The outstanding items of work list that was included in our last update is now largely completed. There are some exceptions where work is ongoing and these are noted below.
Following some issues with the design of the restraint scaffolds which have now been resolved, the scaffolders are finally back on site. They are currently erecting the nave/chancel wall restraint scaffold. Once this is complete, this will only leave the temporary bridge to the working platform to the north of the church. They should have these completed by early next week.
John Taylor & Co. have been on site this week to remove the bells from the tower. This process was complicated slightly by the original floor hatch to the bell chamber being obstructed by a large structural timber that appears to have been installed as a strengthening measure at some point in the past. This meant that the bell hangers had to form a new hatch through which the bells could be lowered. This required an Interim Faculty to be obtained which the Registrar and Chancellor provided in very short time frame for which we are grateful. The bells have now been removed and relocated to John Taylor & Co.’s storage facility where they will remain until the time comes to rehang them.

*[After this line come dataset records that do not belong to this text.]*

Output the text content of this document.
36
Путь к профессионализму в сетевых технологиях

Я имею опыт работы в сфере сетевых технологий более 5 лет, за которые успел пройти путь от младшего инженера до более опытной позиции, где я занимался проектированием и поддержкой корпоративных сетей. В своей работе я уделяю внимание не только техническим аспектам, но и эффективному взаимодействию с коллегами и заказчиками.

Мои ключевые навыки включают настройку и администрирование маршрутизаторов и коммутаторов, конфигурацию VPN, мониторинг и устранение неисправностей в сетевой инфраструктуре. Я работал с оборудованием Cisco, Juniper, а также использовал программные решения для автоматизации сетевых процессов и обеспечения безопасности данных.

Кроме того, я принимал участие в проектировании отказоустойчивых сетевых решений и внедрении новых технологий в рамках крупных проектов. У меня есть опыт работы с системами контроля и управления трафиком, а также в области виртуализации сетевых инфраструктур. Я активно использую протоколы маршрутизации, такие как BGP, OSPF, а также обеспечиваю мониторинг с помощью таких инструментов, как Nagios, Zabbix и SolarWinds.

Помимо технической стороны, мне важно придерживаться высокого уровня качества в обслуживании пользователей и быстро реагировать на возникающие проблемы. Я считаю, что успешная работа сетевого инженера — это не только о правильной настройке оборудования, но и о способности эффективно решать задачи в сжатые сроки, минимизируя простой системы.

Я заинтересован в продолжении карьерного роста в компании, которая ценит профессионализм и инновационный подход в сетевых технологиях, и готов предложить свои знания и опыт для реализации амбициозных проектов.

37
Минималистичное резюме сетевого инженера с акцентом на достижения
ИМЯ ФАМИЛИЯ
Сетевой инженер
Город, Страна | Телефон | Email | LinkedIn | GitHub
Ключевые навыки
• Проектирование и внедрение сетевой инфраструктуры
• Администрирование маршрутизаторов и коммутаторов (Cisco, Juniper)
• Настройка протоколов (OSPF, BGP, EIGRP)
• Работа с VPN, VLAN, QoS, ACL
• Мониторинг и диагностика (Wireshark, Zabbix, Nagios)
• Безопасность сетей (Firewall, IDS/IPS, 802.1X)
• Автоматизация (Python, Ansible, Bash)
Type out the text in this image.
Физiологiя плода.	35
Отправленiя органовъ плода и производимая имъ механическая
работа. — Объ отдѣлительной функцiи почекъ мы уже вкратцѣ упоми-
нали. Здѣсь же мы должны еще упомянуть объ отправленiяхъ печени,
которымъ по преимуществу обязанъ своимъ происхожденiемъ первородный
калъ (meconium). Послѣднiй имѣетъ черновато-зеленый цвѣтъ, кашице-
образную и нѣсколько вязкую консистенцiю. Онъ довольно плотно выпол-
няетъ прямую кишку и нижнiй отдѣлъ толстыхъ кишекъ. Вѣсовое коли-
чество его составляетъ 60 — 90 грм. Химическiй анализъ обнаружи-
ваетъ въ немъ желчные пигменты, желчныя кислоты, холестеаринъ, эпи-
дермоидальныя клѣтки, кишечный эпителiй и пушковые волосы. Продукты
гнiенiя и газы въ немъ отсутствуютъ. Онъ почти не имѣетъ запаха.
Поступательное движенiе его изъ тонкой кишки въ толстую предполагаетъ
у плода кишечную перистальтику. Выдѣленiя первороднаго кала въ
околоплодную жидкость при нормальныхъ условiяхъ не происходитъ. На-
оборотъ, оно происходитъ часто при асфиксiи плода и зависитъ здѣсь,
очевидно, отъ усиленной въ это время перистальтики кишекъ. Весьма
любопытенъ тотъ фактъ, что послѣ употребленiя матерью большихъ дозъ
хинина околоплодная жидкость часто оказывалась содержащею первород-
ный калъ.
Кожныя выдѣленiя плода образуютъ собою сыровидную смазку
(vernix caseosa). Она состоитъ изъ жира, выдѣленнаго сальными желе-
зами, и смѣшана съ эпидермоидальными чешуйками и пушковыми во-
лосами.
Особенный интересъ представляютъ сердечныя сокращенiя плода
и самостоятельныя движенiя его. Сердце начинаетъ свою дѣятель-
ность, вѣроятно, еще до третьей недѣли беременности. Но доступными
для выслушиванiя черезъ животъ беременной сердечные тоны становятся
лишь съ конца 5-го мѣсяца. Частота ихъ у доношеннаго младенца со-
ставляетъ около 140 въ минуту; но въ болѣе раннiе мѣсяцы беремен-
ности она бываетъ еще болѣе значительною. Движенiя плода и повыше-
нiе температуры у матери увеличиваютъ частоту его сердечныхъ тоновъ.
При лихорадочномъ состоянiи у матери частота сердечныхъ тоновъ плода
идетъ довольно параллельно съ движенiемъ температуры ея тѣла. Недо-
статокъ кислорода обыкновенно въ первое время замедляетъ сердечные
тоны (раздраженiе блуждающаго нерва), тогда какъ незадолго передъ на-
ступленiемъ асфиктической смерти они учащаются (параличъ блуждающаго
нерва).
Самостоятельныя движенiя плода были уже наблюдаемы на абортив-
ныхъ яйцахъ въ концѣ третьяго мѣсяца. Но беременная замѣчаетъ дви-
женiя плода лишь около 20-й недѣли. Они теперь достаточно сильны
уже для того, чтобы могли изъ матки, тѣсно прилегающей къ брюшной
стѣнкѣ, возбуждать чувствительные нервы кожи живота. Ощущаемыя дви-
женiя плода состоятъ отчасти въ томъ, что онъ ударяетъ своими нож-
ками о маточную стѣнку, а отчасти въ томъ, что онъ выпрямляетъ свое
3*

Unfortunately, we had to delay the removal of the clock in order to get the necessary permissions in place. This has now been done and the clock removal is scheduled for Saturday 7th August.
The timber identification specialists were also on site this week taking core samples from the aisle, nave and chancel roof timbers. They will now process the samples and report on the timber species and age of the timber to allow us to complete our design of the aisle roofs using the correct species of timber. They will need to return to sample timber from the bell frame.
Basement Boiler Room
We were able to access the basement boiler room for the first time in a while following the pumping out of standing water. The vaulted arch roof/ground floor structure appeared to be in a reasonable condition however it was clear that the moist atmosphere is causing some issues. We have instructed Buildzone to install some temporary props to the arch as a precaution due to the imminent installation of the scaffold above. The southern end of the west wall was particularly badly affected by damp. Closer inspection identified an entrance to a duct/passage of approx. 400mm in width which has been bricked up at some point in the past. Holes in the brickwork revealed a void running in the east-west orientation with a brick vaulted arch at its head. There was no heating pipework apparently running through this duct therefore the purpose of this void was unclear (possibly a coal bunker from a previous heating system?). If anybody has any further information on this it would be appreciated.
Buildzone have now installed to the upgraded protective enclosure to the Mundy Tomb.
Hirst have completed their inspection of the remaining fixed artefacts and we are awaiting their report. This is expected on 20th July.
We have asked for a quotation from Wessex Archaeology for an update to their report as requested by Historic England. We expect this by early next week.
Once we receive the report from the timber specialist confirming the species of the timber, we will be able to complete the design work. We hope to receive their report within the next two weeks.
Building Envelope and Structural Reinstatement
We currently have enquiries out with a number of companies to provide assistance in assessing the damage to the stonework. Once, we have responses to all the enquires we will be forwarding our recommendations. We are also liaising with the project architect to bring them up to speed on the project and we have a site meeting booked on 29th July. We are hoping to get a design team meeting (DTM) in the diary in early August.